Let's start with a bomb. Over 10 days ago a new brand of coup d'etat took place in Paraguay against elected president Fernando Lugo. It was virtually unnoticed by global corporate media.
Anything unexpected? Not really. A March 2009 cable from the US Embassy in Asuncion, revealed by WikiLeaks, [1] had already detailed how oligarchs in Paraguay were busy devising a "democratic coup" in congress to depose Lugo.
This US Special Forces drive was happening decades after "one of our bastards," notorious dictator-general Alfredo Stroessner (in power from 1954 to 1989) had allowed the set-up of a giant US-owned semi-clandestine landing strip near the Argentina-Brazil-Paraguay Triple Border -- later to become part of the war on drugs, and then the war on terror.
So it's a no-brainer which was the first government to recognize last Friday's coup plotters in Paraguay: the United States of America.
Forget about sharing our cake
Progressive Egyptians are now realizing new democracies take years, sometimes decades, of co-existing with the nightmare of dictatorship. It happened, for instance, in Brazil -- now universally lauded as a new, global powerhouse. During the 1980s and 1990s, some form of institutional re-democratization was going on. But for years Brazil really did not turn into a full democracy -- economically, socially and culturally. It took a long 17 years -- until president Luiz Inacio Lula da Silva first came to power in 2002 -- for Brazil to start on the road of becoming less outrageously unequal than its rapacious ruling classes always wanted it to be.
The same historical process is now at work in both Egypt and Paraguay. Both countries suffered dictatorships for decades. When a dictatorship seems to be on its death throes, only political parties linked -- or mildly tolerated -- by the ancient regime find themselves in the best position to profit from the long, tortuous transition towards democracy. These countries then become what Brazilian political scientist Emir Sader has dubbed "democraships."

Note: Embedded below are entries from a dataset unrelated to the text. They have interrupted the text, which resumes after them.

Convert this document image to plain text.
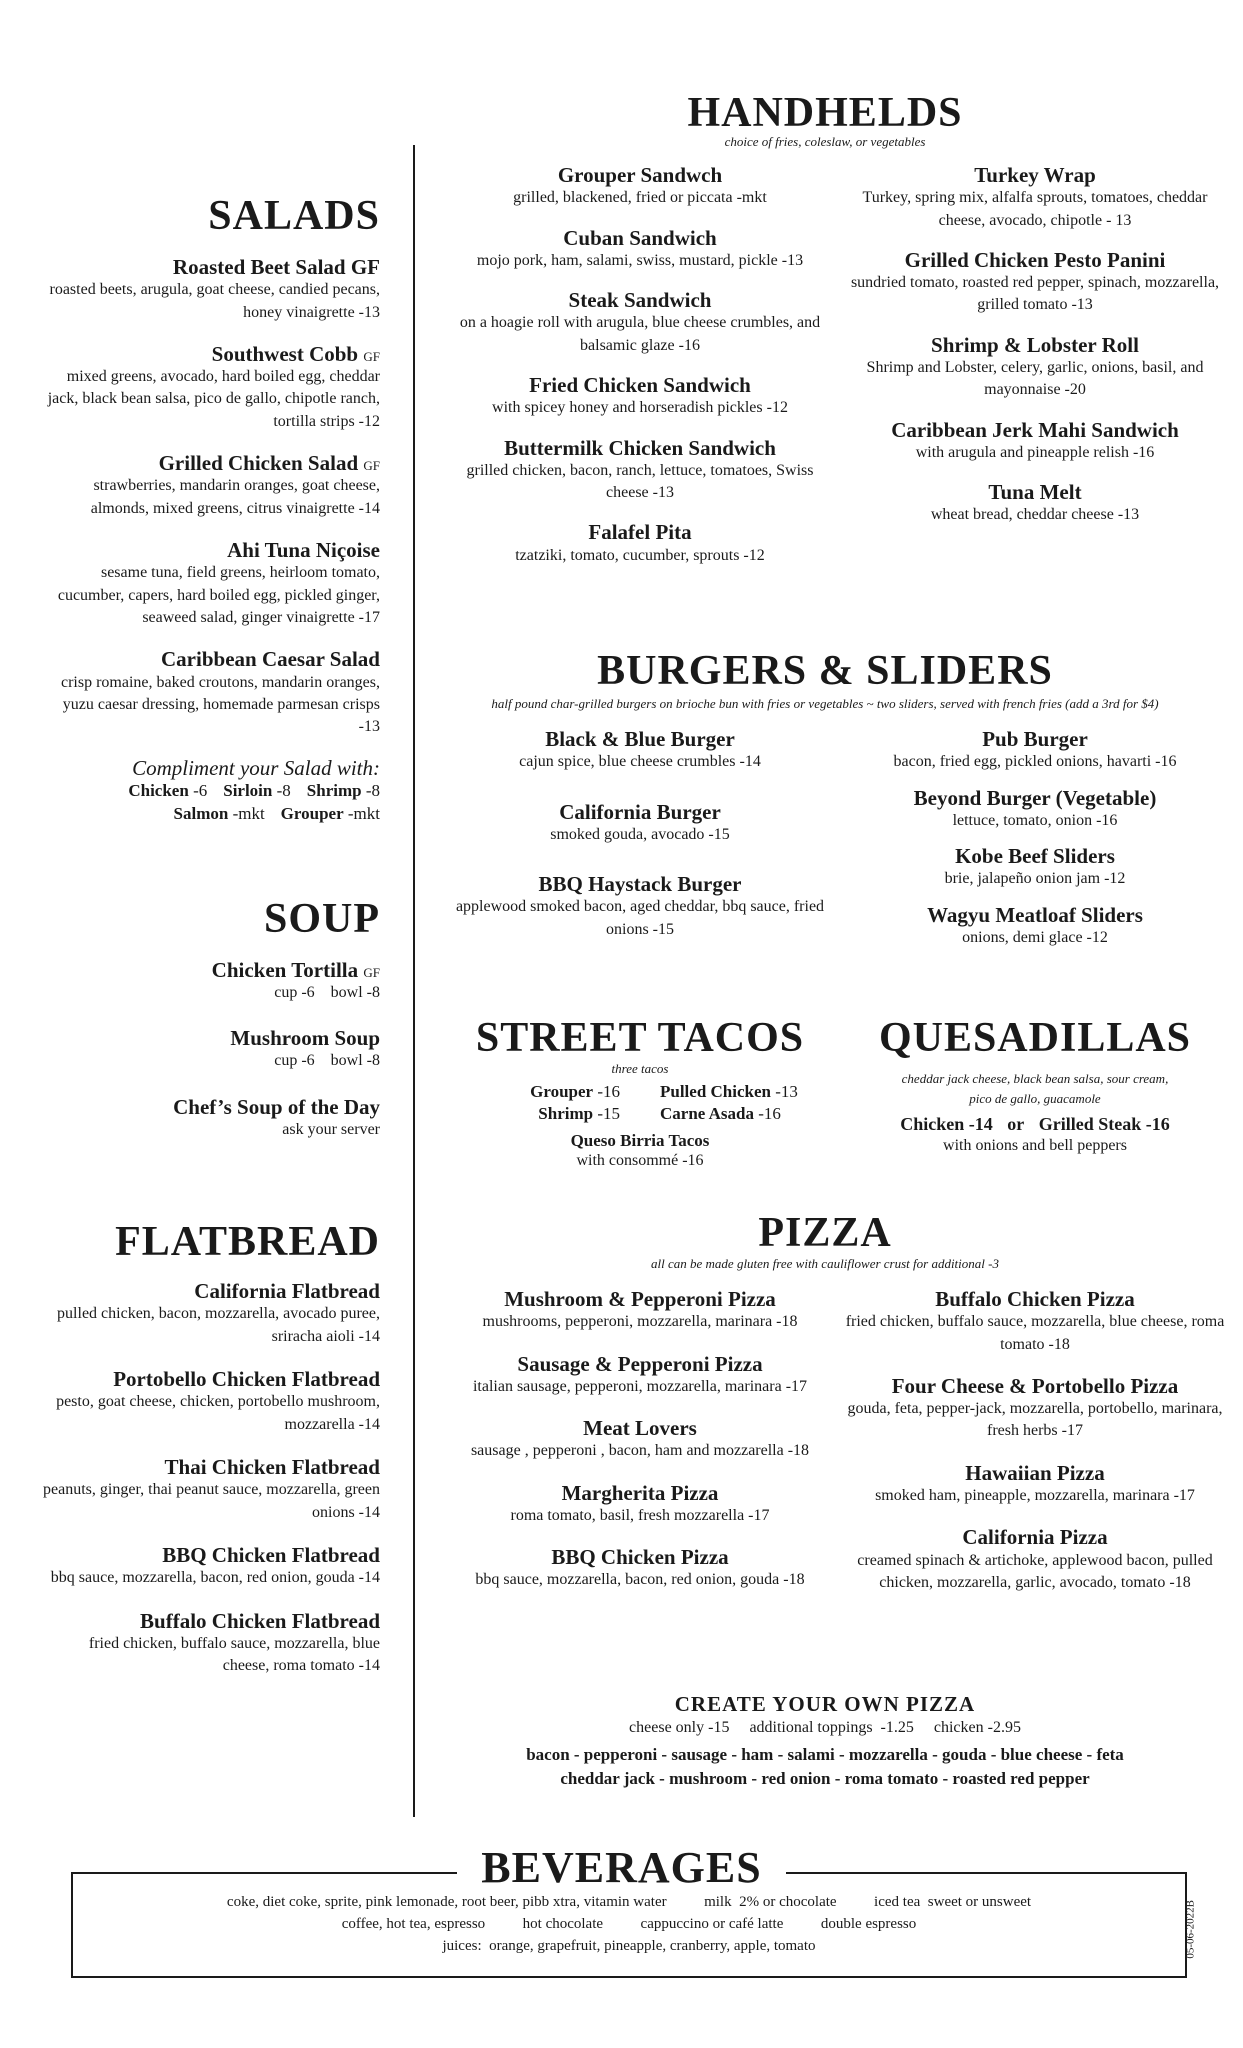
HANDHELDS
choice of fries, coleslaw, or vegetables
Grouper Sandwch
grilled, blackened, fried or piccata -mkt
Cuban Sandwich
mojo pork, ham, salami, swiss, mustard, pickle -13
Steak Sandwich
on a hoagie roll with arugula, blue cheese crumbles, and balsamic glaze -16
Fried Chicken Sandwich
with spicey honey and horseradish pickles -12
Buttermilk Chicken Sandwich
grilled chicken, bacon, ranch, lettuce, tomatoes, Swiss cheese -13
Falafel Pita
tzatziki, tomato, cucumber, sprouts -12
Turkey Wrap
Turkey, spring mix, alfalfa sprouts, tomatoes, cheddar cheese, avocado, chipotle - 13
Grilled Chicken Pesto Panini
sundried tomato, roasted red pepper, spinach, mozzarella, grilled tomato -13
Shrimp & Lobster Roll
Shrimp and Lobster, celery, garlic, onions, basil, and mayonnaise -20
Caribbean Jerk Mahi Sandwich
with arugula and pineapple relish -16
Tuna Melt
wheat bread, cheddar cheese -13
SALADS
Roasted Beet Salad GF
roasted beets, arugula, goat cheese, candied pecans, honey vinaigrette -13
Southwest Cobb GF
mixed greens, avocado, hard boiled egg, cheddar jack, black bean salsa, pico de gallo, chipotle ranch, tortilla strips -12
Grilled Chicken Salad GF
strawberries, mandarin oranges, goat cheese, almonds, mixed greens, citrus vinaigrette -14
Ahi Tuna Niçoise
sesame tuna, field greens, heirloom tomato, cucumber, capers, hard boiled egg, pickled ginger, seaweed salad, ginger vinaigrette -17
Caribbean Caesar Salad
crisp romaine, baked croutons, mandarin oranges, yuzu caesar dressing, homemade parmesan crisps -13
Compliment your Salad with:
Chicken -6 Sirloin -8 Shrimp -8
Salmon -mkt Grouper -mkt
SOUP
Chicken Tortilla GF
cup -6    bowl -8
Mushroom Soup
cup -6    bowl -8
Chef’s Soup of the Day
ask your server
FLATBREAD
California Flatbread
pulled chicken, bacon, mozzarella, avocado puree, sriracha aioli -14
Portobello Chicken Flatbread
pesto, goat cheese, chicken, portobello mushroom, mozzarella -14
Thai Chicken Flatbread
peanuts, ginger, thai peanut sauce, mozzarella, green onions -14
BBQ Chicken Flatbread
bbq sauce, mozzarella, bacon, red onion, gouda -14
Buffalo Chicken Flatbread
fried chicken, buffalo sauce, mozzarella, blue cheese, roma tomato -14
BURGERS & SLIDERS
half pound char-grilled burgers on brioche bun with fries or vegetables ~ two sliders, served with french fries (add a 3rd for $4)
Black & Blue Burger
cajun spice, blue cheese crumbles -14
California Burger
smoked gouda, avocado -15
BBQ Haystack Burger
applewood smoked bacon, aged cheddar, bbq sauce, fried onions -15
Pub Burger
bacon, fried egg, pickled onions, havarti -16
Beyond Burger (Vegetable)
lettuce, tomato, onion -16
Kobe Beef Sliders
brie, jalapeño onion jam -12
Wagyu Meatloaf Sliders
onions, demi glace -12
STREET TACOS
three tacos
Grouper -16	Pulled Chicken -13
Shrimp -15	Carne Asada -16
Queso Birria Tacos
with consommé -16
QUESADILLAS
cheddar jack cheese, black bean salsa, sour cream,
pico de gallo, guacamole
Chicken -14 or Grilled Steak -16
with onions and bell peppers
PIZZA
all can be made gluten free with cauliflower crust for additional -3
Mushroom & Pepperoni Pizza
mushrooms, pepperoni, mozzarella, marinara -18
Sausage & Pepperoni Pizza
italian sausage, pepperoni, mozzarella, marinara -17
Meat Lovers
sausage , pepperoni , bacon, ham and mozzarella -18
Margherita Pizza
roma tomato, basil, fresh mozzarella -17
BBQ Chicken Pizza
bbq sauce, mozzarella, bacon, red onion, gouda -18
Buffalo Chicken Pizza
fried chicken, buffalo sauce, mozzarella, blue cheese, roma tomato -18
Four Cheese & Portobello Pizza
gouda, feta, pepper-jack, mozzarella, portobello, marinara, fresh herbs -17
Hawaiian Pizza
smoked ham, pineapple, mozzarella, marinara -17
California Pizza
creamed spinach & artichoke, applewood bacon, pulled chicken, mozzarella, garlic, avocado, tomato -18
CREATE YOUR OWN PIZZA
cheese only -15     additional toppings  -1.25     chicken -2.95
bacon - pepperoni - sausage - ham - salami - mozzarella - gouda - blue cheese - feta
cheddar jack - mushroom - red onion - roma tomato - roasted red pepper
coke, diet coke, sprite, pink lemonade, root beer, pibb xtra, vitamin water          milk  2% or chocolate          iced tea  sweet or unsweet
coffee, hot tea, espresso          hot chocolate          cappuccino or café latte          double espresso
juices:  orange, grapefruit, pineapple, cranberry, apple, tomato
BEVERAGES
05-06-2022B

This applies to the Liberal Party in Paraguay and the Muslim Brotherhood in Egypt. In the Egyptian presidential election, we had a former Hosni Mubarak crony against an Ikhwan (Muslim Brotherhood) cadre. It remains to be seen whether the Orwellian SCAF (Supreme Council of the Armed Forces) in Egypt will allow this new "democraship" to turn into a real democracy, and to what extent the Ikhwan is fully committed to the notion of democracy.
Paraguay was already in a more advanced stage than Egypt. Yet four years after a democratic presidential election, congress was still dominated by two dictatorship-friendly parties, Liberal and Colorado. It was a piece of cake for this bipartisan oligarchy to gang up and take Lugo down.
A medium-rare impeachment, please
Lugo was evicted by a coup disguised as an impeachment, processed in only 24 hours. Regime change practitioners in Washington must have been ecstatic; if only we could do that in Syria ...
This simulacrum had to be concocted by what is the most corrupt senate in the Americas -- and that's a huge understatement. Lugo was found guilty of incompetence in dealing with a very murky story linked -- inevitably -- with an issue that is absolutely key all across the developing world: agrarian reform.
On June 15, a group of policemen and commandos about to enforce an eviction order in Curuguaty, 200 kilometers from Asuncion, close to the Brazilian border, was ambushed by snipers infiltrated among farmers. The order came from a judge protecting a wealthy landowner, Blas Riquelme, not by accident a former president of the Colorado party and a former senator.
Through legal shenanigans, he had taken possession of 2,000 hectares that actually belonged to the Paraguayan state. These lands were then occupied by landless peasants, who for some time had been asking the Lugo government to redistribute them.